Integrating Migrants in Cities: challenges and opportunities
Organized in the context of the Ninth Session of the World Urban Forum, this event brings together various stakeholders to emphasize the importance of a holistic, intersectoral, and collaborative approach to integrating migrants in cities. It could not come at a more critical moment. According to the United Nations Refugee Agency (UNHCR), an estimated 65.3 million people are now either an asylum-seeker, internally displaced or a refugee, and every minute 24 people are displaced from their home.
The event has four foci:
1. Migrants’ challenges in urban centers. UNESCO will present data from recent research, such as migrant surveys and policy briefs, on migration in Southeast Asia, India, and Southern Africa.
2. Highlighting interlinkages between migration and intangible cultural heritage (ICH) – migration’s impact on ICH, and ICH’s role in building resilient migrant communities.
3. Highlighting the potential of migration to spur sustainable economic growth.
4. The sharing of case studies of successful responses to migration, such as cities’ implementation of migrant-inclusive policies.
Learning to live together sustainably in cities is one of the most important challenges of our time. Cities can provide opportunities unavailable elsewhere, but can also be harsh and unforgiving environments where the sustainability of lifestyles, production, employment and civil peace can be stretched to the limit. As places where individuals, families, and communities exist within multiple and shifting relationships of interdependence, cities are a testing ground of our capacity to live together.

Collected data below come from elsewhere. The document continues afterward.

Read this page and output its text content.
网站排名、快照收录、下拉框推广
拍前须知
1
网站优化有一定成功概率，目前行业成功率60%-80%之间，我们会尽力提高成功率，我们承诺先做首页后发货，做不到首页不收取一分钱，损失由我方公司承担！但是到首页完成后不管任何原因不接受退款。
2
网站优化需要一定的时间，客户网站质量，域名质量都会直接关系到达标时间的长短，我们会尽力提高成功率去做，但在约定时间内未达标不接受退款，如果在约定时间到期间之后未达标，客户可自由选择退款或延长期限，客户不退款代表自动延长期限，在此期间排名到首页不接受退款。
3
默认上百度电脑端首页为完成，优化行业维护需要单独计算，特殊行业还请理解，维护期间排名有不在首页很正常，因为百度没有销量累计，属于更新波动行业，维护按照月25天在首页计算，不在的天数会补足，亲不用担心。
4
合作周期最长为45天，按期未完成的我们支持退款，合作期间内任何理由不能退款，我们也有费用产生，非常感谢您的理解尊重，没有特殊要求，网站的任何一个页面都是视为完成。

Migration’s role in this context is fundamental: in its internal and international guises, it is radically transforming cities worldwide. A major driver of urbanization, migration creates potential for vast economic growth and is a key tool of sustainable development, yet governments face problems tackling rising inequality, ensuring migrants’ access to basic services, and protecting them from discrimination, exploitation and abuse. Failure to grapple with these challenges means that the developmental potential of migration remains unrealized.